Hari Kebangkitan Nasional ke 103 tahun ini diperingati dengan thema “Melalui Harkitnas ke 103 Kita Tingkatkan Semangat Kebangsaan Dalam Keanekaragaman Latar Belakang Dan Budaya Bangsa”. Hari Kebangkitan Nasional tersebut tidak dapat dipisahkan dari hari kelahiran Boedi Oetomo, karena organisasi inilah yang merintis jalannya perjuangan kemerdekaan Indonesia secara terencana dan teratur. Dan kelahiran Boedi Oetomo yang monumental terjadi di salah satu ruangan sebuah gedung bernama STOVIA.

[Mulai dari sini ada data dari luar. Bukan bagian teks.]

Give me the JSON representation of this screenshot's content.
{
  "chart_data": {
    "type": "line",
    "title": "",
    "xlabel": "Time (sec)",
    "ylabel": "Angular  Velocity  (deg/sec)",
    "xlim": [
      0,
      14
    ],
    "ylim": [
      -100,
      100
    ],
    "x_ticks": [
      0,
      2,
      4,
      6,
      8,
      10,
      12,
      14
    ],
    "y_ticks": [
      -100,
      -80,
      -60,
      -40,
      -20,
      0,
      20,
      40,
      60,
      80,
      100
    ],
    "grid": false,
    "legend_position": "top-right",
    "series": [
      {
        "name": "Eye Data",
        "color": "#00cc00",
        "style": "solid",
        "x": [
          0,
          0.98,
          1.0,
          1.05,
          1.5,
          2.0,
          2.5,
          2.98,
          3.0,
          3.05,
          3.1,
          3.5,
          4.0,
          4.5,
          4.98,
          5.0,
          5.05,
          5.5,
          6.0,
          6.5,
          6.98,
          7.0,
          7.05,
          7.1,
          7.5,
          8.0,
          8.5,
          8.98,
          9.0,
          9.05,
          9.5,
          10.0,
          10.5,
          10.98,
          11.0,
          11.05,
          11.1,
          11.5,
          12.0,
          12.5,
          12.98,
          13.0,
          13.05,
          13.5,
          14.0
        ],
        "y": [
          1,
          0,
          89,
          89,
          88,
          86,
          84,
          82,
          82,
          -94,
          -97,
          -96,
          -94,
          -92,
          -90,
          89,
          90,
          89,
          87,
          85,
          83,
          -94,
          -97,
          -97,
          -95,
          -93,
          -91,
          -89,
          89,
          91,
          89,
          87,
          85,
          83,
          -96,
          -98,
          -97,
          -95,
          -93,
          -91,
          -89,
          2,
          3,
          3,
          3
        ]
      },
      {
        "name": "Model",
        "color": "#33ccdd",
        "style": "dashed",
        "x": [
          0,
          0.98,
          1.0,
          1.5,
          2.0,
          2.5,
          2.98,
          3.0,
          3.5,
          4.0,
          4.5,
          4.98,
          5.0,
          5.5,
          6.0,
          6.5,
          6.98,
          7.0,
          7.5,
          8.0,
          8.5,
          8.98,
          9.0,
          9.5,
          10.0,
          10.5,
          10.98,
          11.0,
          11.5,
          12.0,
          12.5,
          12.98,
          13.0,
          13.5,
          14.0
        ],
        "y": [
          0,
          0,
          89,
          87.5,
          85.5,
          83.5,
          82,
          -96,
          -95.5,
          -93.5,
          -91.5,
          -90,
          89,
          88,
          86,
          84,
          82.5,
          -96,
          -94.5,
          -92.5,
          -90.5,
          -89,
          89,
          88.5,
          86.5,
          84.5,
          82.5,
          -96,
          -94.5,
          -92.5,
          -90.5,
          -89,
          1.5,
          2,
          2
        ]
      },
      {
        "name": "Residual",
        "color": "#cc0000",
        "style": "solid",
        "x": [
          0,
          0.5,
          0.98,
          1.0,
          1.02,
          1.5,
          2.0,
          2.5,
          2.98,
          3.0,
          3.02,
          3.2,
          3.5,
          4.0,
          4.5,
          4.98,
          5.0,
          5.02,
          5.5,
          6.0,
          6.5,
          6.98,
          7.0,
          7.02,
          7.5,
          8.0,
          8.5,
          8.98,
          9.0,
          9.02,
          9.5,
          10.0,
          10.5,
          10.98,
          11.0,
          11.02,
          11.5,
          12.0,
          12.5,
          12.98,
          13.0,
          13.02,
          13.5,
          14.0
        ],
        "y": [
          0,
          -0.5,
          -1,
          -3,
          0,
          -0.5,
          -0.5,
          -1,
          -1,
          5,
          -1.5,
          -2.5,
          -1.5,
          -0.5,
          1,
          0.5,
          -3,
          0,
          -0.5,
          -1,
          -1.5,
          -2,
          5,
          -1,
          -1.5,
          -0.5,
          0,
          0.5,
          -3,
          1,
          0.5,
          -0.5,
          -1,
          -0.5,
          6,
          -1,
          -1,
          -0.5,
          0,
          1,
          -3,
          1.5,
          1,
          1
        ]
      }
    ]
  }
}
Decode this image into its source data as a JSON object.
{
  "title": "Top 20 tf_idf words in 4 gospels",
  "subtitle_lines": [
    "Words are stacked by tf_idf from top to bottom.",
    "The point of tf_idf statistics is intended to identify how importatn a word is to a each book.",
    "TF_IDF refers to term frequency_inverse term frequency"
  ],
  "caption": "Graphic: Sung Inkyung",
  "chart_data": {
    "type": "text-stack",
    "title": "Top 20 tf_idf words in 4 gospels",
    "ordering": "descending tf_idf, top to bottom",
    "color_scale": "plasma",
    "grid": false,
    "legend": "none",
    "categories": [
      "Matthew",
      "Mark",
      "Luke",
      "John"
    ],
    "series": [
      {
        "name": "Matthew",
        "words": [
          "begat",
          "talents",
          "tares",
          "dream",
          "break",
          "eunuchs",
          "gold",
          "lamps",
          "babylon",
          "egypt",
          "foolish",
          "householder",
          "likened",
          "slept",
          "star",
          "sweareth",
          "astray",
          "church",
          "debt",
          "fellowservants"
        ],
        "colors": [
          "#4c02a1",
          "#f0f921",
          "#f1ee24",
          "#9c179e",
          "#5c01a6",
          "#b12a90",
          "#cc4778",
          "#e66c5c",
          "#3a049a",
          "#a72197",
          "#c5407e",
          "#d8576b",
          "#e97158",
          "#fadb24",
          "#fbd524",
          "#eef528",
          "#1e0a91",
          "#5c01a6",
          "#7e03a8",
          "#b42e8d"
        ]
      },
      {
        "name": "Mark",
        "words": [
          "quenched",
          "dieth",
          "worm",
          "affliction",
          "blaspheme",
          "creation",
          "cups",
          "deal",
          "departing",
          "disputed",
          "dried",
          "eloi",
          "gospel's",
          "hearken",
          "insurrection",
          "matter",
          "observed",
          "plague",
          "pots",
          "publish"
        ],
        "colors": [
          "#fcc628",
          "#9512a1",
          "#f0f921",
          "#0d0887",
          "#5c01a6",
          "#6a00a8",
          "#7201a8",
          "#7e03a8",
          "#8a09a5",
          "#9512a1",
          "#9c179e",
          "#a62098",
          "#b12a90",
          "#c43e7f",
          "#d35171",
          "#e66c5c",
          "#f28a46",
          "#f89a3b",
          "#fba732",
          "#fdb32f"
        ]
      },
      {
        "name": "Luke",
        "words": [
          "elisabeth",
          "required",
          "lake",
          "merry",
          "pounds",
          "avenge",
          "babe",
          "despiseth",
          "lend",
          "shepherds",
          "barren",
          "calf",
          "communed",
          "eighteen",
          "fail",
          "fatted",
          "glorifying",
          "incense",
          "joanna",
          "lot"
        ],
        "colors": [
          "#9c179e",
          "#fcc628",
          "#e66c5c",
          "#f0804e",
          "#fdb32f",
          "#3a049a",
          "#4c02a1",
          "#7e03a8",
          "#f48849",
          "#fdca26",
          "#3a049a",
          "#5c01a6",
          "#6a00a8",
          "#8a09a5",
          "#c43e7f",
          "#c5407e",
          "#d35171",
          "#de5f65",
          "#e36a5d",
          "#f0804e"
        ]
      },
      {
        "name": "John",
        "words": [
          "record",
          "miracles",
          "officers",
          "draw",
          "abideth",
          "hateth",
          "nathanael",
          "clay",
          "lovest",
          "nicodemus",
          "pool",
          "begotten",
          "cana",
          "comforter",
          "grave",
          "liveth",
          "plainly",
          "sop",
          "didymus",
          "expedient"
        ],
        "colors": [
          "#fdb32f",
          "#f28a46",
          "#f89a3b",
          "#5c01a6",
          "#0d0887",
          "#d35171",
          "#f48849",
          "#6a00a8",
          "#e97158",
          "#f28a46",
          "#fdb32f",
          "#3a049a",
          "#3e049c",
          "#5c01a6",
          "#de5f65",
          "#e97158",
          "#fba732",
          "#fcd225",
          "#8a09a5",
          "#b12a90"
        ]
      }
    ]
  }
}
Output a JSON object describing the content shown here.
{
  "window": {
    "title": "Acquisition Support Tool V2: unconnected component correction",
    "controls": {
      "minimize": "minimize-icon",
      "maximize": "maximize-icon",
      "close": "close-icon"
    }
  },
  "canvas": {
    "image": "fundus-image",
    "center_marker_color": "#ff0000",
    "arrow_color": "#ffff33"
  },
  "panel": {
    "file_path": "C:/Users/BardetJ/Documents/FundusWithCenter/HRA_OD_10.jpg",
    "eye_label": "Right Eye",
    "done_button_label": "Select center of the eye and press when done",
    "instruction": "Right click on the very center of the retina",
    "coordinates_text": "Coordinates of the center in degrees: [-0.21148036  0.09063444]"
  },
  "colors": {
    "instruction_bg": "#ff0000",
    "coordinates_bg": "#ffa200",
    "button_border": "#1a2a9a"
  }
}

STOVIA (School tot Opleiding van Indische Artsen) atau Sekolah Pendidikan Dokter Hindia, adalah sekolah untuk pendidikan dokter pribumi di Batavia (saat ini Jakarta) pada zaman kolonial Hindia-Belanda. Saat ini sekolah ini telah menjadi Fakultas Kedokteran Universitas Indonesia.
Berdirinya STOVIA
Pada tahun 1848 Pemerintah Kolonial Belanda merencanakan penyelenggaraan pendidikan atau semacam kursus juru kesehatan sehubungan dengan kurangnya tenaga juru kesehatan untuk menghadapi berjangkitnya berbagai macam penyakit berbahaya di wilayah-wilayah jajahannya. Pemerintah kolonial menetapkan perlunya diselenggarakan suatu kursus juru kesehatan di Hindia Belanda. Dan pada tanggal 2 Januari 1849, dikeluarkanlah Surat Keputusan Gubernemen no. 22 mengenai hal tersebut, dengan menetapkan tempat pendidikannya di Rumah Sakit Militer (saat ini RSPAD Gatot Subroto) di kawasan Weltevreden, Batavia (saat ini Gambir dan sekitarnya).
Pada tahun 5 Juni 1853, kegiatan kursus juru kesehatan ditingkatkan kualitasnya melalui Surat Keputusan Gubernemen no. 10 menjadi Sekolah Dokter Djawa, dengan masa pendidikan tiga tahun. Lulusannya berhak bergelar “Dokter Djawa” akan tetapi sebagian besar pekerjaannya adalah sebagai mantri cacar.
Selanjutnya Sekolah Dokter Djawa yang terus menerus mengalami perbaikan dan penyempurnaan kurikulum. Pada tahun 1889 namanya diubah menjadi School tot Opleiding van Inlandsche Geneeskundigen (atau Sekolah Pendidikan Ahli Ilmu Kedokteran Pribumi), lalu pada tahun 1898 diubah lagi menjadi School tot Opleiding van Inlandsche Artsen (atau Sekolah Dokter Pribumi). Akhirnya pada tahun 1913, diubahlah kata Inlandsche (pribumi) menjadi Indische (Hindia) karena sekolah ini kemudian dibuka untuk siapa saja, termasuk penduduk keturunan “Timur Asing” dan Eropa, sedangkan sebelumnya hanya untuk penduduk pribumi. Pendidikan dapat diperoleh oleh siapa saja yang lulus ujian dan masuk dengan biaya sendiri.
Boedi Oetomo
Ketika itu bangsa Indonesia yang dijajah oleh Belanda, hidup dalam penderitaan dan kebodohan selama ratusan tahun. Bahkan tingkat kecerdasan rakyat, sangat rendah. Hal ini adalah pengaruh sistem kolonialisme yang berusaha untuk “membodohi” dan “membodohkan” bangsa jajahannya.
Politik ini jelas terlihat pada gambaran berikut:
1. Pengajaran sangat kurang, bahkan setelah menjajah selama 250 tahun tepatnya pada 1850 Belanda mulai memberikan anggaran untuk anak-anak Indonesia, itupun sangat kecil.
2. Pendidikan yang disediakan tidak banyak, bahkan pengajaran tersebut hanya ditujukan untuk menciptakan tenaga yang bisa baca tulis dan untuk keperluan perusahaan saja.